Woman at War

Woman at War ★★★★

At the point where Rams, First Reformed and Instant Family intersect, you’ll find Woman at War, an absolutely wonderful Icelandic film that has proved one of the biggest and best surprises of 2019. The film follows Halla, a woman who spends her weekdays teaching choir and her weekends carrying out sabotage against her country’s environmentally irresponsible factories, and finds her life at a crossroads when her life as an eco-terrorist is arrested by the approval of a long forgotten request to adopt a Ukrainian child refugee. 

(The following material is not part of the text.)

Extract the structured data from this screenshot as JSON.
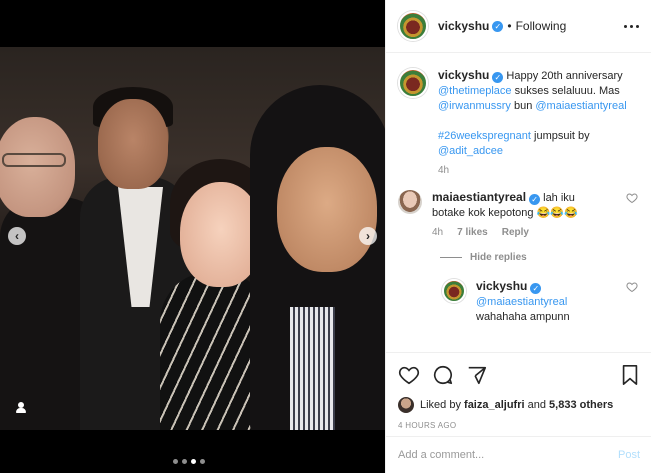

Director Benedikt Erlingsson tells Halla’s story with extreme delicacy and eloquence, managing a perfect balance between calm, intellectual outrage, wry cinematic humour and genuine, unique emotional power, realised with evocative and intuitive visual storytelling. The film is almost a musical as Halla is followed around by first a three-piece Icelandic folk band and then a Ukrainian Women’s choir, who not only provide the fantastic score but begin to interact with the story, showing Halla’s chains of thought as she puts her plans into motion and processes the emotional trials the film throws in her path. Halla is a brilliant creation, as thanks to the superb performance and the extension of her mindscape into the musical accompaniment, she has an uncommon emotional articulation in how expressive she becomes. 
I almost wasn’t going to see Woman at War but had I not I would have missed out on one of my favourite new releases of 2019.